First this statement from the U.S. Conference of Mayors president and Louisville mayor Greg Fischer:

“On the very day that the Fed Chairman called for aggressive action on the economy, the nation’s mayors are deeply disappointed with President Trump’s decision to walk away from negotiations on a COVID relief bill until after the election. Now is not the time for ultimatums, but a time to re-double our efforts to address and alleviate the pain of the American people.

“Today’s failure to deliver badly needed fiscal assistance to cities of all shapes and sizes is going to amount to increased job losses, decreased public safety and a greatly impaired economic recovery. Cities across the country have been struggling with budget shortfalls for months as a direct result of the pandemic, and hundreds of bipartisan mayors have been echoing the call to congressional and administration leaders for an economic lifeline in the form of immediate flexible fiscal relief.

“The victims of today’s failure will be the American people — residents in cities across the country — led by Republicans, Independents and Democrats — who will see critical services further reduced or eliminated entirely. It will be impossible to make up for the time that will be lost — and the suffering that will be felt by Americans across the country, so we urge leaders on both sides of the aisle to get back to the hard work required to finalize a package that will provide much-needed relief. This crisis is far from over and the American people deserve better.”

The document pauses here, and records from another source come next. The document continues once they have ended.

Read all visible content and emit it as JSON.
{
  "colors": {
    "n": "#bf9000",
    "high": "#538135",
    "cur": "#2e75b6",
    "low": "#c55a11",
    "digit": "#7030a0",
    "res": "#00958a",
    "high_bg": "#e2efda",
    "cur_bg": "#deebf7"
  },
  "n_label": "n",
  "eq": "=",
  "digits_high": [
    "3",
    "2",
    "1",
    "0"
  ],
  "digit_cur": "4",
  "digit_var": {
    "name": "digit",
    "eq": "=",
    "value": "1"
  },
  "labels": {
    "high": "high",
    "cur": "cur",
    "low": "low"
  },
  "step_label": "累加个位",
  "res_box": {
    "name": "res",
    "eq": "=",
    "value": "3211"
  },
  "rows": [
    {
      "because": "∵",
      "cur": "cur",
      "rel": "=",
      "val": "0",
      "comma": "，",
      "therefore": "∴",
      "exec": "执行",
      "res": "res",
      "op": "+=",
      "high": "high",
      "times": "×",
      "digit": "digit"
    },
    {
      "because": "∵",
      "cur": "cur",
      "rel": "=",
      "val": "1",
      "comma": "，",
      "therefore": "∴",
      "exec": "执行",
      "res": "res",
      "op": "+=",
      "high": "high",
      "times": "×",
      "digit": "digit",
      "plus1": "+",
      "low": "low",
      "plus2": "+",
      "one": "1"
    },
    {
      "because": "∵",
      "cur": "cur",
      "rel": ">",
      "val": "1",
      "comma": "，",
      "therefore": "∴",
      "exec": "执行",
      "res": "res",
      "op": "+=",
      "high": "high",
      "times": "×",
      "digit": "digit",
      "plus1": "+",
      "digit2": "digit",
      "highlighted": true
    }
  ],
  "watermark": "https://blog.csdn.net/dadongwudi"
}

Next came the words from Main Street Alliance executive director Amanda Ballantyne:

“For Trump to stop negotiations on urgently needed relief, stating he will only resume negotiations after he 'wins' he election shows callous disregard for millions of Americans suffering extreme financial hardship. The President appears willing to take the economy down with him if he fails, at this point.

“Small business owners across the country are aghast at the short sightedness of this refusal to move an aid package. The failed leadership of the Trump Administration to control the pandemic and keep the economy on track will drive many small business owners to close and lead to prolonged economic hardship for working families in this country. Main Street Alliance members and small businesses across the country have been clamoring for months that additional support is necessary to avert a prolonged, protracted, costly and livelihood destroying economic crisis.

“Small businesses have waited far too long for needed relief, and the consequences of delay have meant hundreds of thousands of closures impacting the labor market and economy. This is no time for political brinksmanship.”